Meskipun hidupnya dipenuhi petualangan maritim yang mempertemukannya dengan beragam pemandangan luar biasa, Lawrence benar-benar tercengang dan terperangah oleh pemandangan mengerikan yang terbentang di hadapannya. Pemandangan ini melampaui apa pun yang pernah ia saksikan atau alami sebelumnya.
Didorong oleh kegilaan yang membara, ratusan anggota sekte menceburkan diri dengan penuh kegembiraan ke dalam kolam lumpur yang bergolak hebat, tubuh mereka hancur berkeping-keping dan meleleh di dalam lumpur. Kegembiraan mereka yang menggelisahkan tak terelakkan oleh kematian mereka yang mengerikan. Sementara itu, iblis-iblis bayangan, yang pernah terikat pada keberadaan para pengikut sekte, melepaskan diri dari rantai perbudakan mereka. Mereka meledak di sekitar kolam lumpur, pergolakan kematian mereka melepaskan gumpalan asap busuk dan bau busuk, menghambat kemajuan Pengawal Ratu. Di tengah kekacauan ini, sebuah mahkota duri besar muncul dari tengah kolam lumpur, dengan cepat membesar hingga meliputi seluruh aula dalam sekejap mata, didorong oleh pengorbanan diri yang terus-menerus dari para pengikut sekte yang maniak.
“Aku sudah mengerti!”
Sebuah suara, bergema dengan intensitas ratusan orang, menggelegar dari mahkota berduri itu. Itu adalah proklamasi yang berapi-api, sebuah deklarasi pemahaman yang terasa dingin dalam intensitasnya.
“Kami sudah paham!”
Para pemuja yang terkutuk itu, dengan sukarela menceburkan diri ke dalam kolam lumpur, mengulangi kalimat itu serempak. Teriakan mereka yang memekakkan telinga menggema di sepanjang Jalur Air Kedua, membuatnya bergetar hebat karena keganasan janji mereka.
“Aku akan memenuhi!” “Kami akan memenuhi!”
“Wujudkan cetak biru sang pencipta!” “Wujudkan cetak biru sang pencipta!”
Ledakan!
Api tiba-tiba berkobar, melahap seluruh aula dan mahkota pohon berduri dalam amukannya yang membara. Lawrence hanya punya cukup waktu untuk mendongak dan melihat mahkota itu hancur berkeping-keping di tengah kobaran api yang mengerikan. Mahkota itu berubah menjadi hujan debu abu-abu kehitaman yang menghujani hingga semuanya hangus dan tandus.
Namun, getaran di Jalur Air Kedua terus berlanjut, dan gema dingin tangisan terakhir para pemuja masih menggantung berat di udara. Ratapan mereka yang mengerikan masih terngiang-ngiang bagai sisa-sisa hantu di wilayah bawah tanah ini, mengirimkan rasa dingin yang menusuk tulang punggung.
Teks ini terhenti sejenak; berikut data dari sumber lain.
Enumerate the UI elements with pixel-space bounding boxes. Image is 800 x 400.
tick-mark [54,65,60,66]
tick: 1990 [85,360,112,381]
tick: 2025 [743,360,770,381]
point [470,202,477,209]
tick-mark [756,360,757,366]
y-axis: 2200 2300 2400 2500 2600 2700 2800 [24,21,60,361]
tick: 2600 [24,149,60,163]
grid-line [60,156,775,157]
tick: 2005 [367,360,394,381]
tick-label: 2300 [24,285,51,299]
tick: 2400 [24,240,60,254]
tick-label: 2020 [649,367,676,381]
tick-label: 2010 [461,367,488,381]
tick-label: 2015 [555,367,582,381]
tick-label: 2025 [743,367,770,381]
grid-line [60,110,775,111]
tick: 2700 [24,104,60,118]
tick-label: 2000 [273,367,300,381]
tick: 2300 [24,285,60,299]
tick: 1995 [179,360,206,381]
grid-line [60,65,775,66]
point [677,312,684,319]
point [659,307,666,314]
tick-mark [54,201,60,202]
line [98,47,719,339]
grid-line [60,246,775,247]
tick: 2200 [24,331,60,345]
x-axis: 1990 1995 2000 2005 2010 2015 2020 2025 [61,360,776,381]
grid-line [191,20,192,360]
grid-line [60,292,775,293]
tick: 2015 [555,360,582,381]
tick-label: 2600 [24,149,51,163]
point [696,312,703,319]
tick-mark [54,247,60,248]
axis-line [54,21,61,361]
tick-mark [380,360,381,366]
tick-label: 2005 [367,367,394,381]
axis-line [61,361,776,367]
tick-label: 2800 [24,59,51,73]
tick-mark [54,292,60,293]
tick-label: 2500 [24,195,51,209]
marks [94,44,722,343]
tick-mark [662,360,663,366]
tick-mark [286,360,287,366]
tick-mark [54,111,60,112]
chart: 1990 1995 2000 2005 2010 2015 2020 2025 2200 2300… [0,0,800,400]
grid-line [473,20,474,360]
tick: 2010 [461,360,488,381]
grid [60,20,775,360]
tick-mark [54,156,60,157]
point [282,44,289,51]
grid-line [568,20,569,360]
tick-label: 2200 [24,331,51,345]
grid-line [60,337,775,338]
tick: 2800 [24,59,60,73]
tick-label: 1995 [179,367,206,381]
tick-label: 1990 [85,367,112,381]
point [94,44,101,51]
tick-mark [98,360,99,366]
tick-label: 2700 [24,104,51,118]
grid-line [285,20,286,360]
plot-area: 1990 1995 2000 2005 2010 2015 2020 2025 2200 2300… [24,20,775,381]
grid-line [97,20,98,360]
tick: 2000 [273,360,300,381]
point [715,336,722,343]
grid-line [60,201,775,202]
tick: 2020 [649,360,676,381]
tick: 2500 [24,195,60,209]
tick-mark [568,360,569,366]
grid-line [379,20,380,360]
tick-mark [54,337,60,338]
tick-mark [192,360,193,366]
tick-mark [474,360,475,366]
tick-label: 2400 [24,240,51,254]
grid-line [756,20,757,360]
Dalam keadaan tercengang dan tak percaya, Lawrence mengamati kekacauan yang terjadi setelahnya, pikirannya diliputi ketidakpastian. Akhirnya, ia mengungkapkan keraguannya, hampir tanpa disadari: “Apakah kita berhasil? Ritualnya dihentikan, kan…?”
“Semua pemuja tampaknya telah mati… dan ‘pohon’ itu telah dimakan…” Anomaly 077 berspekulasi dengan gugup, sambil melirik cemas ke sekeliling lokasi kejadian yang hancur, “Tapi aku punya firasat…”
“Ini belum berakhir.”
Sebuah suara memecah kepulan api yang masih membara, memotong pembicaraan Lawrence dengan “Si Pelaut”. Lawrence, bersama Agatha, segera mengalihkan perhatian mereka kepada sekelompok “orang asing” yang telah bergabung dalam pertempuran mereka.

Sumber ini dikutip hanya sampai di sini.